When he squeezed out the liquid, all three of my children responded with such appropriate "ooh's" and "aah's," I'm sure other by-standers thought my kids were ringers. When he mentioned that they could be used on cars, they excitedly offered that their daddy would love them for his BMW. I saw Salesman twitch a small smile upon hearing "BMW."

When he finished his presentation, he told us the price, and then cut it in half and doubled the product. My children were speechless. They stood in awe of this remarkable, one-time-only deal.

They turned to me, eyes pleading, hands clasped in front of their chests, still clinging to their own miniature shammies. Salesman smiled easily. He knew he had won.

"How many would you like?" he asked smoothly. I was a little irritated because I felt tricked. And I felt like I had somehow let my children be used by this man. And I knew the kids were going to bug me about this forever.

I reasoned with myself:

1. I had, indeed, wanted Shammies, for hubby for Father's Day, and had looked at the TV offer and online.
2. His price was, indeed, cheaper than either other option.
3. His price was even cheaper than E-Bay.
4. His price was cheaper than Target or Wal-Mart.
5. And (the clincher) my kids thought they were a miracle worthy of being canonized by the Catholic church.

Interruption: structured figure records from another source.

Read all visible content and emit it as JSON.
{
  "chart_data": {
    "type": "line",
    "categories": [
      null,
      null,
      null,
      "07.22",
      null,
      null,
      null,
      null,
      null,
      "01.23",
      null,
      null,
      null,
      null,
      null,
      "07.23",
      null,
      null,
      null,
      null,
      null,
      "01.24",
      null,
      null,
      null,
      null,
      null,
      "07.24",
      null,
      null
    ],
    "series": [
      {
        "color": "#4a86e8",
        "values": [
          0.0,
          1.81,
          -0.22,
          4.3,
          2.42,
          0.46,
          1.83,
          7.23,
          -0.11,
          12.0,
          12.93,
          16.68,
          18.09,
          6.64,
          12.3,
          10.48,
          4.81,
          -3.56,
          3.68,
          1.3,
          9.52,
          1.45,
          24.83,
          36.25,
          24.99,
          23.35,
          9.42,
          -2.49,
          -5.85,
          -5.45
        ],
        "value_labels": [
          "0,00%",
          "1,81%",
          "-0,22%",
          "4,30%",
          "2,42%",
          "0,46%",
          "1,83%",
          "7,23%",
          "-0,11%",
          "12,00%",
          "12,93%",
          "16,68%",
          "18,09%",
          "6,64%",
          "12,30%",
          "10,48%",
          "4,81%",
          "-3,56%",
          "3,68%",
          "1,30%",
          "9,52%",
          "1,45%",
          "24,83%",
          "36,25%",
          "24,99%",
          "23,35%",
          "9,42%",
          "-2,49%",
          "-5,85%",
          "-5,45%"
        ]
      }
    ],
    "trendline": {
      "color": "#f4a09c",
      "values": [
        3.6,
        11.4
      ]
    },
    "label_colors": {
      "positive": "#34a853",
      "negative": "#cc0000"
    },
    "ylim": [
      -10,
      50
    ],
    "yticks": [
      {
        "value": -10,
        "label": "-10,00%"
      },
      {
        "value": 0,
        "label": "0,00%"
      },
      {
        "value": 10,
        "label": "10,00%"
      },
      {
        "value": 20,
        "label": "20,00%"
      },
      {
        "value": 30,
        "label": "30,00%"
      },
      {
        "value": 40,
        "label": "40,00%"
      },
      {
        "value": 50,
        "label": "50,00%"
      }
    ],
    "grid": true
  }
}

"OK," I relented. "Give me the blue ones."

Salesman smiled easily. My children were (literally) jumping up and down with glee.

As we walked away, my three children were stroking my back, hugging my arm and jumping up and down: "Thank you, mommy. Oh, thank you! You are the BEST mommy EVER!" (Hah! I thought, that's not what they were saying 10 minutes ago when I refused to buy the 1/2 priced stuffed animal at the Disney Store. But, hey, I took the adulations anyway.)

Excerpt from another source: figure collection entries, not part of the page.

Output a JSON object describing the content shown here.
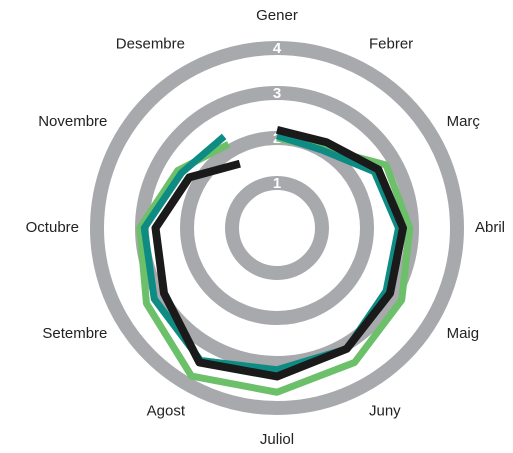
{
  "chart_data": {
    "type": "radar",
    "categories": [
      "Gener",
      "Febrer",
      "Març",
      "Abril",
      "Maig",
      "Juny",
      "Juliol",
      "Agost",
      "Setembre",
      "Octubre",
      "Novembre",
      "Desembre"
    ],
    "ylim": [
      0,
      4
    ],
    "yticks": [
      1,
      2,
      3,
      4
    ],
    "ring_color": "#a7a9ac",
    "series": [
      {
        "color": "#6cc06a",
        "values": [
          2.0,
          2.05,
          2.8,
          2.95,
          3.2,
          3.45,
          3.65,
          3.8,
          3.35,
          3.05,
          2.55,
          2.15
        ]
      },
      {
        "color": "#0e8c84",
        "values": [
          2.05,
          2.0,
          2.5,
          2.7,
          2.8,
          3.1,
          3.15,
          3.4,
          3.15,
          2.95,
          2.45,
          2.35
        ]
      },
      {
        "color": "#1a1a1a",
        "values": [
          2.18,
          2.2,
          2.6,
          2.8,
          2.9,
          3.1,
          3.3,
          3.45,
          2.9,
          2.7,
          2.25,
          1.65
        ]
      }
    ]
  }
}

I wonder if all children raised in today's society have similar reactions to being sold. Are they so used to being besieged by television, magazines, peers and even the Salesman at the kiosk in the mall that they don't know how to discern what they want versus what they need? Or is it just my children who crave "the sales pitch"?

I'm trying to teach my kids to ask questions, to evaluate the product, the idea or the statement. I want them to know the pros and cons of making a purchase, a decision or taking a side. How do I do that when my values and ideals stand so squarely in opposition with most of what's out there? I can have them listen to Christian music, take them to church, and sanitize my home from all of the "junk." But they live in the real world and are confronted with the stuff every time they step foot out of my house.

So, I continue to try to educate. I ask them questions. I encourage them to ask me questions. And I am always as (appropriately) truthful with them as I can possibly be.

My fears are double-edged, you see. For as much as I worry about them being taken in by the world now, I worry more that they will rebel against all of the things we value as they turn into "free-thinking teenagers." I worry that the tattoos will become too enticing, the piercings will be too "cool." I fidget when I consider that they may like hanging out with the "bad" kids, because it makes them feel "mature." And I can't even begin to think of the drugs and sex issues without breaking into hives.

I hope to be able to look back at this time in years to come and laugh at the very idea of worrying over such fine, upstanding young men and women. But for now, I am cautiously optimistic.

And (*bonus*) I have some really cool Super Shammies that will pick up spills, last for five years and clean glass without scratching.

AND, my kids think I'm cool (for the moment) for owning such miracles of modern science. So, maybe Salesman wasn't the only one who came out a winner tonight...

1 comment:

ThePrincessMommy said...

Very good! But . . . does it really work?